A lot of crazy stuff has happened this decade.
The pandemic of course:

Which caused oil prices to go negative (I still can’t quite believe this happened even though it makes sense given the circumstances):

The trillions of dollars in government spending combined with a supply chain shock led to 9% inflation, the highest levels in four decades:

Which caused the Fed to raise rates from 0% to 5% in no time:

The stock market has experienced plenty of volatility along the way:

There was the Covid crash, the 2022 inflation bear, the Liberation Day plunge and the minor correction from the war this year.
Plus, the rise in rates and inflation gave investors the worst bond bear market in history:

And yet…the stock market has boomed in the Roaring 20s:

The S&P 500 is up 15% per year.
In fact, the 2020s have an even better return (so far) than the 2010s, which had annualized returns of 13.4%.
If you start from when things turned around in March of 2009 following the Great Financial Crisis, the stock market is up nearly 17% per year.1
That’s 17 year of 17% annual returns.
This bull market is a stone’s throw from quite possibly the greatest American bull market of all-time:

Some might quibble with the fact that I’m starting a bull market from a bear market bottom.
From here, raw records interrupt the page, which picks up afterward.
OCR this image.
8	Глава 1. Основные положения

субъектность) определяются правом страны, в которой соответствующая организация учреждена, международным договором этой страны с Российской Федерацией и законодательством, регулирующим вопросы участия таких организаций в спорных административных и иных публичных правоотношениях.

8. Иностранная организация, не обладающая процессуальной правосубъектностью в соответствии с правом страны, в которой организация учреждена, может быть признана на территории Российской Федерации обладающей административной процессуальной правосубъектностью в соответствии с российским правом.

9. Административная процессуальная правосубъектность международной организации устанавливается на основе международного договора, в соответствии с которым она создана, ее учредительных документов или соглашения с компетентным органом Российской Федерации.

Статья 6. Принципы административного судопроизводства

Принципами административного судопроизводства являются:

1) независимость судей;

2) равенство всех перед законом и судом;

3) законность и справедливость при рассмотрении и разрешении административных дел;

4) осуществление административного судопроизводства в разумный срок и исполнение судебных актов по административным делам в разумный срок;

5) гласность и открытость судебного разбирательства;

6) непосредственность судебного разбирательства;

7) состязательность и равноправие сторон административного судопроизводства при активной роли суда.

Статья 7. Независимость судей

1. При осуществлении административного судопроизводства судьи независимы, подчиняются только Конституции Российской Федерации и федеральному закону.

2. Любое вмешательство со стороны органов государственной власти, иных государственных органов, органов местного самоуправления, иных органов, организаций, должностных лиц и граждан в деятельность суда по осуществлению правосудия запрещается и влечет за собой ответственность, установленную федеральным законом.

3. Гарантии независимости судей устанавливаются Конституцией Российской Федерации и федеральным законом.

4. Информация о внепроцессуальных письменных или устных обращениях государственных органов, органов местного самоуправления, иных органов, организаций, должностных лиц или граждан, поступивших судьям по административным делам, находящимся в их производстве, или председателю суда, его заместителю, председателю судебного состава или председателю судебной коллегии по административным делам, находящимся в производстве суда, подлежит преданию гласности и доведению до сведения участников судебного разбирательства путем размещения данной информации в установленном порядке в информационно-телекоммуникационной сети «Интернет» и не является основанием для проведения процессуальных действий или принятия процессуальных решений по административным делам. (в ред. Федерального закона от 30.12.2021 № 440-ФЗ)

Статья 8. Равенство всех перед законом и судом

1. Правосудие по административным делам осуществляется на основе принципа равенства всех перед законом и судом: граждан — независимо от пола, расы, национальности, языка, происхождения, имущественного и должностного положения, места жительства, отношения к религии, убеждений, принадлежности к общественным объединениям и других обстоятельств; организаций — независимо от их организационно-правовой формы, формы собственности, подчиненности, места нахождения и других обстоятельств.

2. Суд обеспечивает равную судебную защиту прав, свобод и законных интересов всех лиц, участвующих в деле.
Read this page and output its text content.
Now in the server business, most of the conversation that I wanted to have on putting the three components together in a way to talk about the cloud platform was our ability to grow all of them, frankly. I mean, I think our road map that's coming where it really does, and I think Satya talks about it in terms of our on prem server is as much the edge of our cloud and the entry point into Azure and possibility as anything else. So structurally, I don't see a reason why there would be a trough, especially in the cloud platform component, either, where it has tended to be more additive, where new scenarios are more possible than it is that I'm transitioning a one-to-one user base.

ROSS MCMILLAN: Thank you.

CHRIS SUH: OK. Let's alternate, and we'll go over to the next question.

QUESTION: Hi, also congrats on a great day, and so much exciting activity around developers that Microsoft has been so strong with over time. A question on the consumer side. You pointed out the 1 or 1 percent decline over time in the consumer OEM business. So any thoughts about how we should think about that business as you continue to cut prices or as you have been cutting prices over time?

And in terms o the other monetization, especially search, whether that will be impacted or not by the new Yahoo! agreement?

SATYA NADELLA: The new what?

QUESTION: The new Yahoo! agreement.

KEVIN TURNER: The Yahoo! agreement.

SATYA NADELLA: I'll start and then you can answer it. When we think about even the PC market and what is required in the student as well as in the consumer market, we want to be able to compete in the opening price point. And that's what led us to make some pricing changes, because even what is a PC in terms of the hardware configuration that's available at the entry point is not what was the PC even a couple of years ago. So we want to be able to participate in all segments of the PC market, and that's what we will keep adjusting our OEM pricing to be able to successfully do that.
Fine, whatever.
The point remains — we are now fast approaching nearly two decades of extraordinary returns in U.S. stocks.
Selling your stocks during a bear market can be devastating to your performance but missing out on a bull market of this magnitude can be even more harmful to your portfolio.
If you avoided all of the permabears telling you the end is near the entire way up, nice work. There have been all sorts of reasons to sell along the way.
At some point the fun will come to an end. It always does.
There will be down years, long bear markets, a financial crisis and maybe even a recession. Those are still possible, right?
My advice?
Enjoy the bull market while it lasts. This one is turning into an all-timer.